Curled up in his bed, Trevor holding me against him, his body relaxed, I was almost positive it was all in my head. We had nothing to talk about. I closed my eyes and drifted off to sleep.
* * *
“Are you freakin’ kidding me?” Celia thumped her tub of silverware down on the table and slid into the opposite side of the booth. “You’ve gone beyond glowing, Ken. You’re about as bright as a fluorescent bulb now.”
I wrinkled my nose. “Gee, thanks? I think? Fluorescents tend to make me look washed out.”
“Hush your mouth.” Silverware clanked as she dug into the tub, a stack of napkins in front of her. “You look even happier than you did a week ago. I didn’t know that was possible, because you looked really damn happy then.”
The smile threatening to spread across my lips likely would have been smug, and I’d never been one for flaunting my gets in front of others. I bit the inside of my lower lip instead. “Time, grasshopper. All you need is time and for the boys to grow up a little.”
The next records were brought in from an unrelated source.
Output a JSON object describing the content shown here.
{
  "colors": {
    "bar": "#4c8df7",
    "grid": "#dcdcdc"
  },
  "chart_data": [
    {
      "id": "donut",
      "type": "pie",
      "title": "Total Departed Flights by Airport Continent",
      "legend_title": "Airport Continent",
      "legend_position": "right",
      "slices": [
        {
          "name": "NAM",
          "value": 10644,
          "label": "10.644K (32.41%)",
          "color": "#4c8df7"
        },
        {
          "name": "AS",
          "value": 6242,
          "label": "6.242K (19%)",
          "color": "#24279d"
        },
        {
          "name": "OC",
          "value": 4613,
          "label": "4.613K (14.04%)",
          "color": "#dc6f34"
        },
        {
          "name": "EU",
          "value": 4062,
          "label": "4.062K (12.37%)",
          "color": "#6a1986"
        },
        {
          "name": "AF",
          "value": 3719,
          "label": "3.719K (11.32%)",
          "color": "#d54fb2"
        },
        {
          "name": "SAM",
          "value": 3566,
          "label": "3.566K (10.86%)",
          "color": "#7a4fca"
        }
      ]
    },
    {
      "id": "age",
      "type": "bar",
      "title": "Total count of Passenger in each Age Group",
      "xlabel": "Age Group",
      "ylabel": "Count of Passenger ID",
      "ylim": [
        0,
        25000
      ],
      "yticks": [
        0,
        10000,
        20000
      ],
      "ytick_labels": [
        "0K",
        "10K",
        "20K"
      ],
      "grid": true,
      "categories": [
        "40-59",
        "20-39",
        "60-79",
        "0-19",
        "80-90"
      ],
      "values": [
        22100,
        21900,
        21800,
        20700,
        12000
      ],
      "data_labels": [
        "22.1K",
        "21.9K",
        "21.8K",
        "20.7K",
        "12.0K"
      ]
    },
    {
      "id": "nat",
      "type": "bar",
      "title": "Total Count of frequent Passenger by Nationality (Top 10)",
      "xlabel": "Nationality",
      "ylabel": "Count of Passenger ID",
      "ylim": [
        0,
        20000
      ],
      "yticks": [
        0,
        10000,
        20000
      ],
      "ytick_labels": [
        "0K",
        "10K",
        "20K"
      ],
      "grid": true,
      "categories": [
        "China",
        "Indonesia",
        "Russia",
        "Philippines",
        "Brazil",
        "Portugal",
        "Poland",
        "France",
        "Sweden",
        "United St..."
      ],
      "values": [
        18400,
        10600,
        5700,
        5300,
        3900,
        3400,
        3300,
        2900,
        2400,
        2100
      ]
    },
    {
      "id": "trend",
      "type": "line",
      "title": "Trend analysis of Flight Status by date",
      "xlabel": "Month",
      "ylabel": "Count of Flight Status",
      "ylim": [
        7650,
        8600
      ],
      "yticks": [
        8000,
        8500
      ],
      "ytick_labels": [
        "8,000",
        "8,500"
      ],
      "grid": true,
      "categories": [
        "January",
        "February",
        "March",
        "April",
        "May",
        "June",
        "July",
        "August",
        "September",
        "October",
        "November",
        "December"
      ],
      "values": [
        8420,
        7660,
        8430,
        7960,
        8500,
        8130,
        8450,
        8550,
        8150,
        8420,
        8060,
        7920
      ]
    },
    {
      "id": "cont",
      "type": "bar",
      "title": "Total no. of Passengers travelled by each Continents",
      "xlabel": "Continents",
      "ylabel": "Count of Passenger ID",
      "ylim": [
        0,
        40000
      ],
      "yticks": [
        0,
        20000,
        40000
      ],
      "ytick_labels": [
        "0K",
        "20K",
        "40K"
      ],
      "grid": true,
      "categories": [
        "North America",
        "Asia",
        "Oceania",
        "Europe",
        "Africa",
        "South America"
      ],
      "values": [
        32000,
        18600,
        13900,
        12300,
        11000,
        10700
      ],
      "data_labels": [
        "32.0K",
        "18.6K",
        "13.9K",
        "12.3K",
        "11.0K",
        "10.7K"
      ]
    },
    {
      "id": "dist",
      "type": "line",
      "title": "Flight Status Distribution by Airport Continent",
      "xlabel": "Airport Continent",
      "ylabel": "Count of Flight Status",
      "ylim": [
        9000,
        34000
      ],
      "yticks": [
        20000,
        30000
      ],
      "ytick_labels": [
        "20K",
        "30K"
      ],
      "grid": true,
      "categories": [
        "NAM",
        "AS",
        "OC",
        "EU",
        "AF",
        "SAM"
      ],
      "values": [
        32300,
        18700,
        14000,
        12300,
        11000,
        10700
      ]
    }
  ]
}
She flipped me the bird, and then I did laugh. “No, I’m done with men. I’m gonna use them for sex and get a cat or something to keep me company.”
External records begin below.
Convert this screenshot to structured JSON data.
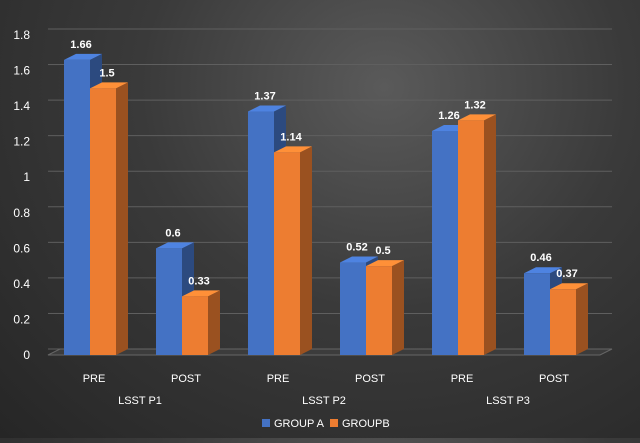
{
  "chart_data": {
    "type": "bar",
    "title": "",
    "xlabel": "",
    "ylabel": "",
    "ylim": [
      0,
      1.8
    ],
    "yticks": [
      "0",
      "0.2",
      "0.4",
      "0.6",
      "0.8",
      "1",
      "1.2",
      "1.4",
      "1.6",
      "1.8"
    ],
    "grid": true,
    "categories": [
      "PRE",
      "POST",
      "PRE",
      "POST",
      "PRE",
      "POST"
    ],
    "groups": [
      "LSST P1",
      "LSST P2",
      "LSST P3"
    ],
    "series": [
      {
        "name": "GROUP A",
        "color": "#4472C4",
        "values": [
          1.66,
          0.6,
          1.37,
          0.52,
          1.26,
          0.46
        ],
        "labels": [
          "1.66",
          "0.6",
          "1.37",
          "0.52",
          "1.26",
          "0.46"
        ]
      },
      {
        "name": "GROUPB",
        "color": "#ED7D31",
        "values": [
          1.5,
          0.33,
          1.14,
          0.5,
          1.32,
          0.37
        ],
        "labels": [
          "1.5",
          "0.33",
          "1.14",
          "0.5",
          "1.32",
          "0.37"
        ]
      }
    ],
    "legend_position": "bottom-center"
  }
}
“Pretty bold declaration. You’re only what, twenty two?”
“Twenty one,” she confirmed. “And I’ve been chasing bad boys since I was old enough to know what a bad boy was. I’ve yet to meet this mythical ‘bad boy with a heart of gold.’”
We rolled silverware, and I tried to convince Celia she was too young to write off dating and falling in love. “At least wait until you’re thirty or something,” I suggested.
She gave me a sour look. “At thirty, I’ll be making a shit-ton of money and won’t have time to date anyway. No, better to do it now and give myself time to get used to it.”
Gwen hollered for us to stop jabbering and work faster, cutting the conversation short. I scooped my silverware bundles back into the tub and got out of the booth, carrying the tub to the counter as the bells jingled over the door.
That was the last bit of quiet I had for the shift.
The place buzzed with noise. In the little under two months I’d been working there, I’d never seen it so busy. My break consisted of a hurried sandwich eaten hunched over a counter in the kitchen, using one hand to text Trevor back that I had to stop at my place for clean clothes before I headed to his.